Por André Gimenez* — Mais uma vez, observamos ações da Receita Federal em sua busca por aumentar a arrecadação a qualquer custo. Não podemos esquecer que, em junho deste ano, o presidente Lula sancionou uma Medida Provisória que limitava os contribuintes na compensação de créditos homologados pela Justiça para abatimento de impostos, em clara afronta às garantias constitucionais que asseguram a segurança jurídica e os princípios legais. Felizmente, o Congresso, pressionado pelos contribuintes, devolveu parte da MP e impediu que essa medida produzisse todos os seus efeitos, evitando que o governo federal absorvesse uma parte significativa da economia dos contribuintes.
Agora, a Receita intensificará a fiscalização sobre a prática de compensação cruzada, na qual créditos de um tributo são utilizados para abater outros impostos, sob o argumento de combater fraudes nessa área. Para isso, foi reforçado o grupo de auditores responsáveis por verificar a autenticidade das declarações de crédito utilizadas pelas empresas nessas compensações. Essa ação, sendo um ato discricionário decorrente do poder de polícia do governo, garantido constitucionalmente, independentemente de regulamentação, o que impede o Congresso de barrar esse aumento forçado na arrecadação.
É importante ressaltar que as fiscalizações sobre o uso de créditos tributários pelas empresas já são extremamente rigorosas e apresentam um caráter altamente inquisitivo. A prova disso é que grande parte dos autos de infração emitidos pela Receita contra créditos utilizados por grandes empresas acaba sendo revertida na fase administrativa, uma vez que a comprovação da correta aplicação dos critérios para compensações frequentemente resolve os questionamentos. Contudo, responder às intimações da Receita demanda um esforço significativo, tempo considerável e, muitas vezes, a expertise de grandes escritórios de consultoria tributária, devido à vasta e complexa legislação fiscal brasileira. Mesmo uma simples intimação requer um cuidado minucioso para evitar mais complicações.
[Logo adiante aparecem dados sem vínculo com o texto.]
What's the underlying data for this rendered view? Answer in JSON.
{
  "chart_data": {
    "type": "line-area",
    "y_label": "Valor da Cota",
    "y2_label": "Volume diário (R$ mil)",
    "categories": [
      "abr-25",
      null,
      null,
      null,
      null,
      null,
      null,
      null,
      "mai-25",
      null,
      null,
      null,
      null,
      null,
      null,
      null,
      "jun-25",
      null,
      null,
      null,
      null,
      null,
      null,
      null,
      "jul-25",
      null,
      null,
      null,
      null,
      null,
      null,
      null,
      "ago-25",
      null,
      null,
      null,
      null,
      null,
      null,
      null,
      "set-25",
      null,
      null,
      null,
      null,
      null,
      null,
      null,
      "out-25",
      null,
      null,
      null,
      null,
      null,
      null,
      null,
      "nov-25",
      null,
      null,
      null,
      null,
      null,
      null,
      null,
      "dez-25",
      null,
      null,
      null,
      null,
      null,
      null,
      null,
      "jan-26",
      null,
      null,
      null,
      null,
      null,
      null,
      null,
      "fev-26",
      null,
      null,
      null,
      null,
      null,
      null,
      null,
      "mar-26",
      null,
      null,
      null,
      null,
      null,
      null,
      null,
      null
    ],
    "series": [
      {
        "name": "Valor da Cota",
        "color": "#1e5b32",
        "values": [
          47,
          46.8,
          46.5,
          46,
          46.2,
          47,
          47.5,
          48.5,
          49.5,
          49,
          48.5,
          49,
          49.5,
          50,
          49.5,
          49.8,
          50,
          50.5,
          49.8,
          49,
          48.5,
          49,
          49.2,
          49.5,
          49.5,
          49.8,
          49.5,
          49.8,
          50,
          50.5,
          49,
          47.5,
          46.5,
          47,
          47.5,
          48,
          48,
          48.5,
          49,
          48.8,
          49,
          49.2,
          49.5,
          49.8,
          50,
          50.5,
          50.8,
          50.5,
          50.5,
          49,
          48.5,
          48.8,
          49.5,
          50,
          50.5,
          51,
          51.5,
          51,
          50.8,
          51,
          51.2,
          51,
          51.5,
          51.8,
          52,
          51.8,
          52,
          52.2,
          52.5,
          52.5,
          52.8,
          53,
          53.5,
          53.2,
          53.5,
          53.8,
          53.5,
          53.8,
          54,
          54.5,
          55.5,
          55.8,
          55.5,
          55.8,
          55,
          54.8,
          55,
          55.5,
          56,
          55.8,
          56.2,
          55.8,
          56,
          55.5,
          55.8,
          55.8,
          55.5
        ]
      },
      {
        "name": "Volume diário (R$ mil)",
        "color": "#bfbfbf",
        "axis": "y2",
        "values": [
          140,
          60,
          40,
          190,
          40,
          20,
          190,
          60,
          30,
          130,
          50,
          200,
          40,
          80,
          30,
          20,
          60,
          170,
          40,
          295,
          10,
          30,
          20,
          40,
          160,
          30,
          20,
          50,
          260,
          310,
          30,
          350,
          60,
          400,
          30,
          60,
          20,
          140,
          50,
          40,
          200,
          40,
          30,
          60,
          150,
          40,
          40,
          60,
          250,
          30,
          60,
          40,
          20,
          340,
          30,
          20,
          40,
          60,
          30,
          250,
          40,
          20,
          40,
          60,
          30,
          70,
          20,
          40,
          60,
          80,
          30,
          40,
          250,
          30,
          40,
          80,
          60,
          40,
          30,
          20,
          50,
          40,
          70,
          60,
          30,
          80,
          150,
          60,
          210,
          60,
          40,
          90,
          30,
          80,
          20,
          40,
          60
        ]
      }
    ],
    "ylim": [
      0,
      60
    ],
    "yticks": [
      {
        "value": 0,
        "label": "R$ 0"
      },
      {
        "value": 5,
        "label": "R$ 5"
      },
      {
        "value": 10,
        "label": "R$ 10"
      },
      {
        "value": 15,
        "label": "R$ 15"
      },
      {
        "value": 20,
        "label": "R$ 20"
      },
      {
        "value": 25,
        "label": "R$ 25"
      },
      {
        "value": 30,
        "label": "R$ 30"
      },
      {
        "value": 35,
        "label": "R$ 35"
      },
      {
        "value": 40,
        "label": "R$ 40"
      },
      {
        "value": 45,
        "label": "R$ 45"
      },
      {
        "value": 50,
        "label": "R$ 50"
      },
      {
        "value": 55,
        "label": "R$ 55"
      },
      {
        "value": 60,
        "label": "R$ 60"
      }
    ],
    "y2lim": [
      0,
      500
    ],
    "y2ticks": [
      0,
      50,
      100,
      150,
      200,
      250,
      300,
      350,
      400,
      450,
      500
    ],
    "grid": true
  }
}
Qualquer movimento em direção ao enfrentamento de condutas socialmente reprováveis merece total apoio. Contudo, é importante reconhecer que esses casos representam uma pequena fração diante de um cenário em que a grande maioria dos contribuintes utiliza o sistema de compensações cruzadas em respeito ao princípio da não cumulatividade dos tributos, para evitar que os preços dos produtos sejam inflacionados por impostos decorrentes de suas próprias operações. Esse sistema é saudável para a economia e promete ser mais abrangente com a entrada em vigor do novo sistema tributário, previsto pela Reforma Tributária.
Segundo os recentes dados oficiais publicados pela Receita, dos R$ 2,6 trilhões em dívidas tributárias, 82% estão com a exigibilidade suspensa por conta de ações tanto no âmbito administrativo quanto judicial. Com a intensificação das fiscalizações, que têm como pretexto a redução de fraudes, é provável que vejamos um aumento significativo de discussões em ambas as esferas. Isso ocorre porque, muitas vezes, os agentes fiscalizadores desconsideram a legitimidade de compensações tributárias com base em fundamentos superficiais, gerando grande insegurança entre os contribuintes.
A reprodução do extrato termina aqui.